Sunday, January 3, 2010

Shooting an Elephant




I looked at the sea of yellow faces above the garish clothes-faces all happy and excited over this bit of fun, all certain that the elephant was going to be shot. They were watching me as they would watch a conjurer about to perform a trick. They did not like me, but with the magical rifle in my hands I was momentarily worth watching. And suddenly I realized that I should have to shoot the elephant after all. The people expected it of me and I had got to do it; I could feel their two thousand wills pressing me forward, irresistibly. And it was at this moment, as I stood there with the rifle in my hands, that I first grasped the hollowness, the futility of the white man's dominion in the East. Here was I, the white man with his gun, standing in front of the unarmed native crowd — seemingly the leading actor of the piece; but in reality I was only an absurd puppet pushed to and fro by the will of those yellow faces behind. I perceived in this moment that when the white man turns tyrant it is his own freedom that he destroys. He becomes a sort of hollow, posing dummy, the conventionalized figure of a sahib.
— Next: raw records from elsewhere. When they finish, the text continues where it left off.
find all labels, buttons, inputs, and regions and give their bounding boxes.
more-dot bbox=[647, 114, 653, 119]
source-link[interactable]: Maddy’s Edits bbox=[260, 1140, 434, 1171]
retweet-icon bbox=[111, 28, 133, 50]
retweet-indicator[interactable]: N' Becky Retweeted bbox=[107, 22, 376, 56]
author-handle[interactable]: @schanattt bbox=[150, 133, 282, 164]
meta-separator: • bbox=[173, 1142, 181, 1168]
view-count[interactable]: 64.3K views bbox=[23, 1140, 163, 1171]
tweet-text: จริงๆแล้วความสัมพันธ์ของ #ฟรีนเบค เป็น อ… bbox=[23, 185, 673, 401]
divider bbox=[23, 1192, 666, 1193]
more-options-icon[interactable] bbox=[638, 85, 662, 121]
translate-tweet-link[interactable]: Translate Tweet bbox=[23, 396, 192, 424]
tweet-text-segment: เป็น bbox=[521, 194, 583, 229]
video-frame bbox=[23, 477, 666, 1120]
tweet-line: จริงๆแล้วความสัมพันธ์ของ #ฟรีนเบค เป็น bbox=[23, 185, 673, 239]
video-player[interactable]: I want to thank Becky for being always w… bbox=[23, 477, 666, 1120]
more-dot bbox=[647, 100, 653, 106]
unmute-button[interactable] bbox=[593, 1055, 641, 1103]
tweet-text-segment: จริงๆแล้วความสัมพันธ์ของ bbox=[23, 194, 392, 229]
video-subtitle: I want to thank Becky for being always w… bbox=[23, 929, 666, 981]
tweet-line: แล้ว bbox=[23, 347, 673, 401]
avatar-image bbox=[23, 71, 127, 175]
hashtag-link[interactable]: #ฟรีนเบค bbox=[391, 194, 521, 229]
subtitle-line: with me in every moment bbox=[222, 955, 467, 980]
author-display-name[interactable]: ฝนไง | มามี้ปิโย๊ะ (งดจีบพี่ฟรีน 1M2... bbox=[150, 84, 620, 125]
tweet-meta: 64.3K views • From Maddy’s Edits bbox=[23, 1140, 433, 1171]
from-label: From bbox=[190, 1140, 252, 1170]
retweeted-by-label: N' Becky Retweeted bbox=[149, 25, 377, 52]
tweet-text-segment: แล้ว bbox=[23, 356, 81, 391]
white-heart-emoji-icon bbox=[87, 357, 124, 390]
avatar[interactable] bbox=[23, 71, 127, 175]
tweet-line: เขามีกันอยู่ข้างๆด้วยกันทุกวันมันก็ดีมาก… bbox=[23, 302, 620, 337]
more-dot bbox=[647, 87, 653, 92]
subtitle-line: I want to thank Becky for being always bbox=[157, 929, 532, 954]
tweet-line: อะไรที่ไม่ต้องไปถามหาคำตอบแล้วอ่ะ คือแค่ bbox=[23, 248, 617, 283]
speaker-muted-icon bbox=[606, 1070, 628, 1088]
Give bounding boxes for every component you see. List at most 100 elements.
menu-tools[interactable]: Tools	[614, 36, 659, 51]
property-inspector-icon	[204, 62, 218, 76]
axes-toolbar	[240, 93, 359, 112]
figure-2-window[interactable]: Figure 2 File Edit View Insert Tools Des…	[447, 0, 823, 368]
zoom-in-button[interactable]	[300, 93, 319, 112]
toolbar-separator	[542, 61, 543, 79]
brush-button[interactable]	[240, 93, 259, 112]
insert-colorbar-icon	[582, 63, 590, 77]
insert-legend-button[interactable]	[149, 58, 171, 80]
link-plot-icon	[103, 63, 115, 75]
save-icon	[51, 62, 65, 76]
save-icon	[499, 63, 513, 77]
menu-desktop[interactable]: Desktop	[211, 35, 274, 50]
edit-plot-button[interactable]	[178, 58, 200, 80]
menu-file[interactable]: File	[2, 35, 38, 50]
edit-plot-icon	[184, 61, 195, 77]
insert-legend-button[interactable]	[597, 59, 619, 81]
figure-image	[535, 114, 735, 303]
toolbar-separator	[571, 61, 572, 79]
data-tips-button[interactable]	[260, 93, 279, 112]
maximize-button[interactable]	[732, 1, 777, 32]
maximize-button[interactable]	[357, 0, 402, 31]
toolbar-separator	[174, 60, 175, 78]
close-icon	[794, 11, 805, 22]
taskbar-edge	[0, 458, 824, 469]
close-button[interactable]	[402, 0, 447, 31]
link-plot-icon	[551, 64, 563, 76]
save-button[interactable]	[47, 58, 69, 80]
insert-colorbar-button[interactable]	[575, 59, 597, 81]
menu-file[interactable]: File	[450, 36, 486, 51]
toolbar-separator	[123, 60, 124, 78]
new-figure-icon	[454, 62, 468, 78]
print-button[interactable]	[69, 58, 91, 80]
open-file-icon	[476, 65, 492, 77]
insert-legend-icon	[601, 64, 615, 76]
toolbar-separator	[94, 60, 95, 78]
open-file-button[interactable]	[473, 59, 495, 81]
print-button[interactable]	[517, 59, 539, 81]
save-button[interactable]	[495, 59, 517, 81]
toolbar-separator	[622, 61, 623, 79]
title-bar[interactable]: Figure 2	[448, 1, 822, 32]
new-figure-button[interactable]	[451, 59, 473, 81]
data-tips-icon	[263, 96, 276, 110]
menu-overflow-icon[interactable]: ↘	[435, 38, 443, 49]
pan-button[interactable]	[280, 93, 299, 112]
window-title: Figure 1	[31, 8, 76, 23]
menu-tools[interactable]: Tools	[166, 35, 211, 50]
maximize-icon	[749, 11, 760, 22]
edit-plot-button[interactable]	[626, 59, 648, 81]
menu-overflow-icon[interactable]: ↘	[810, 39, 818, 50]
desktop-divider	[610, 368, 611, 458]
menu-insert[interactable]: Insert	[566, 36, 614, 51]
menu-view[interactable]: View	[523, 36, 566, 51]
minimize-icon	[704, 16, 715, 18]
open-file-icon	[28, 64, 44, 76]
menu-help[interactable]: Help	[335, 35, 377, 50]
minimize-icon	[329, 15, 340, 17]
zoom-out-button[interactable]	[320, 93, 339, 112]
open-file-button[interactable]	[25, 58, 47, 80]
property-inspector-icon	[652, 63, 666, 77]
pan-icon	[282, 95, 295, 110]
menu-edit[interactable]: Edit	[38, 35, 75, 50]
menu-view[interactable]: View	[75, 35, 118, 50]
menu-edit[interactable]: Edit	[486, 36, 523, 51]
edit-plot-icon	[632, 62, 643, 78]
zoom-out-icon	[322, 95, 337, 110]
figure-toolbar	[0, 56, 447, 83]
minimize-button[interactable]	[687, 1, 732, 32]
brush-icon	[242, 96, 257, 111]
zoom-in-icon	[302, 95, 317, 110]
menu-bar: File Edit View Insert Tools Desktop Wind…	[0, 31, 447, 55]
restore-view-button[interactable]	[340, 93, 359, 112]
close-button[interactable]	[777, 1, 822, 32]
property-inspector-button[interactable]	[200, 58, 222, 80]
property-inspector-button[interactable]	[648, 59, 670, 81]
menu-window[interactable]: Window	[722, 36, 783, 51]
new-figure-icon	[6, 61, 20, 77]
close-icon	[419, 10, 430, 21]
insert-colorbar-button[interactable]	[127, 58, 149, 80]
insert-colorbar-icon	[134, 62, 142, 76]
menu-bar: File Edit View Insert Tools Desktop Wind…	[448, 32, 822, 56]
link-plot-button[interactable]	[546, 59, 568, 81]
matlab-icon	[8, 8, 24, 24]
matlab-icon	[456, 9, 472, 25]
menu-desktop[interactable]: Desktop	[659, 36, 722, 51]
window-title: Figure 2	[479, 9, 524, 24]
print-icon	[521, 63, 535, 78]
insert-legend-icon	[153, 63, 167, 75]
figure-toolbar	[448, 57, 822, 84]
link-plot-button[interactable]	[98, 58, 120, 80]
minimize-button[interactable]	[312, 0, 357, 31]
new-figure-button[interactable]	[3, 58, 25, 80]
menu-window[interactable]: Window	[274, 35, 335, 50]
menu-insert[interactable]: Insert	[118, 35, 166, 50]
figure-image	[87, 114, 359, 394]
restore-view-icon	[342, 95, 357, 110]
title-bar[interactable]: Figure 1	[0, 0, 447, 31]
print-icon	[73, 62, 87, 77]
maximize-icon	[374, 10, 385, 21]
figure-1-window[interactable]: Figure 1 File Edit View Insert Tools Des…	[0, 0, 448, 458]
-- George Orwell, "Shooting An Elephant," 1936

I found this lovely Orwell essay
in my RSS reader and was ashamed to admit that I had never read it before. So here it is, along with a picture of an elephant from the Seoul Zoo. (Constant Readers may be aware of my affection for elephants, and so they may understand why I find Orwell's conclusion sad if lovely.) I don't know whether I agree with the thrust of Orwell's argument myself, so whether the statement above is correct I leave as an exercise for the reader.